Mesmo com a atualização, a legislação prevê exceções para pesquisa científica e para espécies com Planos de Recuperação ativos, permitindo uso sustentável e controlado. Para as espécies incluídas na lista, as proibições entram em vigor em até 180 dias após a publicação, prazo destinado à adaptação dos setores produtivos.
O Ibama autuou e multou o influenciador Ramatis Ferreira Florêncio em R$ 60 mil, pela pesca de miragaias, no início de abril. O Ibama alegou que a espécie Pogonias courbina estava em perigo de extinção.
O influenciador digital de Santa Catarina divulgou nas redes sociais imagens da pesca de seis miragaias (Pogonias courbina), também conhecidas como burriquete. Elas, agora, fazem parte do grupo de animais como “Criticamente em Perigo” pela lista mais atualizada.
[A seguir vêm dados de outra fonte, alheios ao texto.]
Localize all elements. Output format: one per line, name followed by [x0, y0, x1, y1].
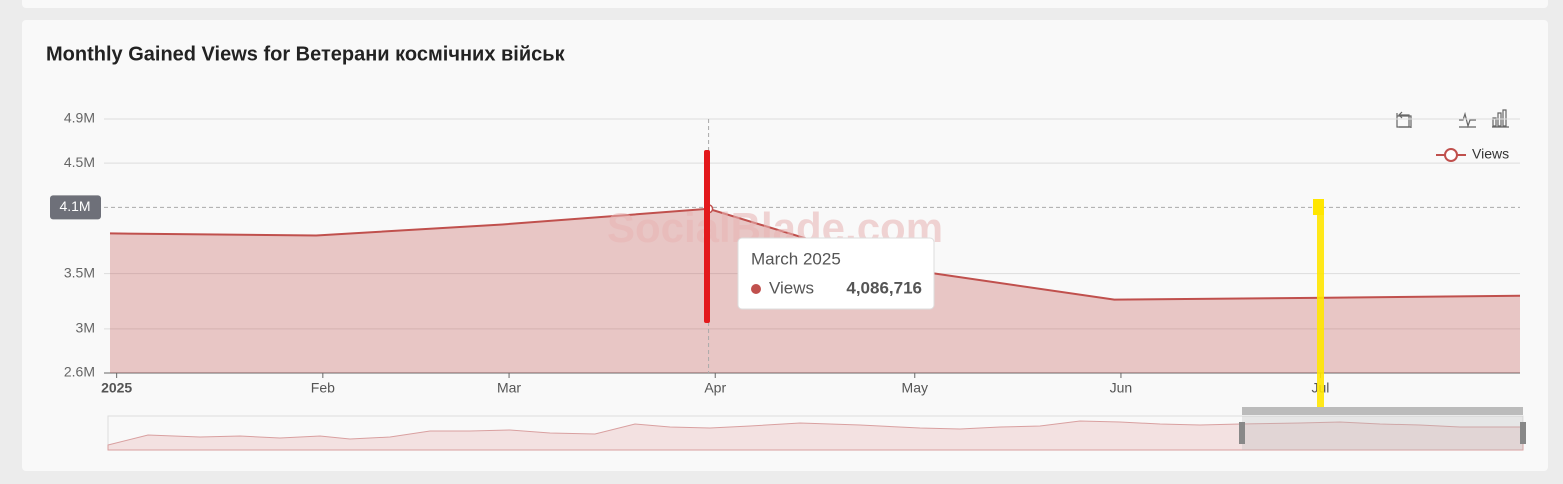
x-tick-label: Apr	[704, 380, 726, 396]
annotation-bar	[1313, 199, 1324, 215]
tooltip-box	[737, 237, 935, 310]
data-zoom-bar[interactable]	[1242, 407, 1523, 415]
data-zoom-window[interactable]	[1242, 416, 1523, 450]
pointer-label-box	[50, 195, 101, 220]
legend-marker	[1444, 148, 1458, 162]
toolbar[interactable]	[1396, 109, 1509, 129]
data-zoom-handle[interactable]	[1520, 422, 1526, 444]
annotation-bar	[704, 150, 710, 323]
x-tick-label: May	[902, 380, 928, 396]
x-tick-label: Mar	[497, 380, 521, 396]
y-tick-label: 3M	[76, 320, 95, 336]
y-tick-label: 4.9M	[64, 110, 95, 126]
restore-icon[interactable]	[1398, 111, 1410, 128]
data-zoom-preview	[107, 420, 1524, 451]
line-icon[interactable]	[1459, 111, 1476, 129]
x-tick-label: Feb	[311, 380, 335, 396]
legend-label: Views	[1472, 146, 1509, 162]
x-tick-label: 2025	[101, 380, 132, 396]
tooltip-title: March 2025	[751, 249, 841, 268]
pointer-label: 4.1M	[59, 198, 90, 214]
bar-icon[interactable]	[1492, 109, 1509, 128]
y-tick-label: 2.6M	[64, 364, 95, 380]
x-tick-label: Jun	[1110, 380, 1133, 396]
data-zoom-handle[interactable]	[1239, 422, 1245, 444]
previous-card	[22, 0, 1548, 8]
y-tick-label: 4.5M	[64, 154, 95, 170]
tooltip-dot	[751, 284, 761, 294]
tooltip: March 2025 Views 4,086,716	[737, 237, 935, 310]
tooltip-value: 4,086,716	[846, 278, 922, 297]
tooltip-series: Views	[769, 278, 814, 297]
chart-title: Monthly Gained Views for Ветерани косміч…	[46, 43, 566, 65]
y-tick-label: 3.5M	[64, 264, 95, 280]
annotation-bar	[1317, 199, 1324, 407]
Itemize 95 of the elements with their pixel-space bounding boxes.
Contexto da defesa: espécie não constava da lista anterior
A defesa de Ramatis havia criticado a publicação feita pelo Ibama, explicando que a espécie não constava na lista de espécies ameaçadas de extinção pela portaria MMA 148/2022. Assim, na ocasião, a pesca realizada pelo influenciador era regulamentada.
“O IBAMA e o MMA reconheceram o que demonstramos na defesa: a espécie Pogonias courbina não constava da lista de espécies ameaçadas de extinção quando essa autuação foi lavrada. E nem se tratava de sinonímia — são espécies diferentes, e a espécie objeto da autuação não constava da lista. Agora isso está confirmado com a publicação da Portaria GM/MMA Nº 1.667, de 27 de abril de 2026.”
A defesa também elogiou o trabalho do Ibama, que passou a permitir o uso dessas espécies em bases sustentáveis, mediante a implementação de medidas para conservação e recuperação populacional.
Conforme a defesa, a pesca do burriquete agora depende de um Plano de Recuperação. Acredita-se que em breve esse plano seja possível com o trabalho conjunto dos projetos desenvolvidos pela Universidade do Vale do Itajaí (UNIVALI) e pelo Laboratório de Piscicultura Marinha (LAPMAR) da Universidade Federal de Santa Catarina (UFSC), estudos científicos sobre a espécie já reconhecidos pela Portaria 009/2025 da Secretaria de Aquicultura e Pesca do Estado de Santa Catarina.
A atualização da lista representa um avanço importante nas políticas de conservação ambiental, equilibrando a proteção de espécies ameaçadas com o reconhecimento de avanços em pesquisa e recuperação populacional.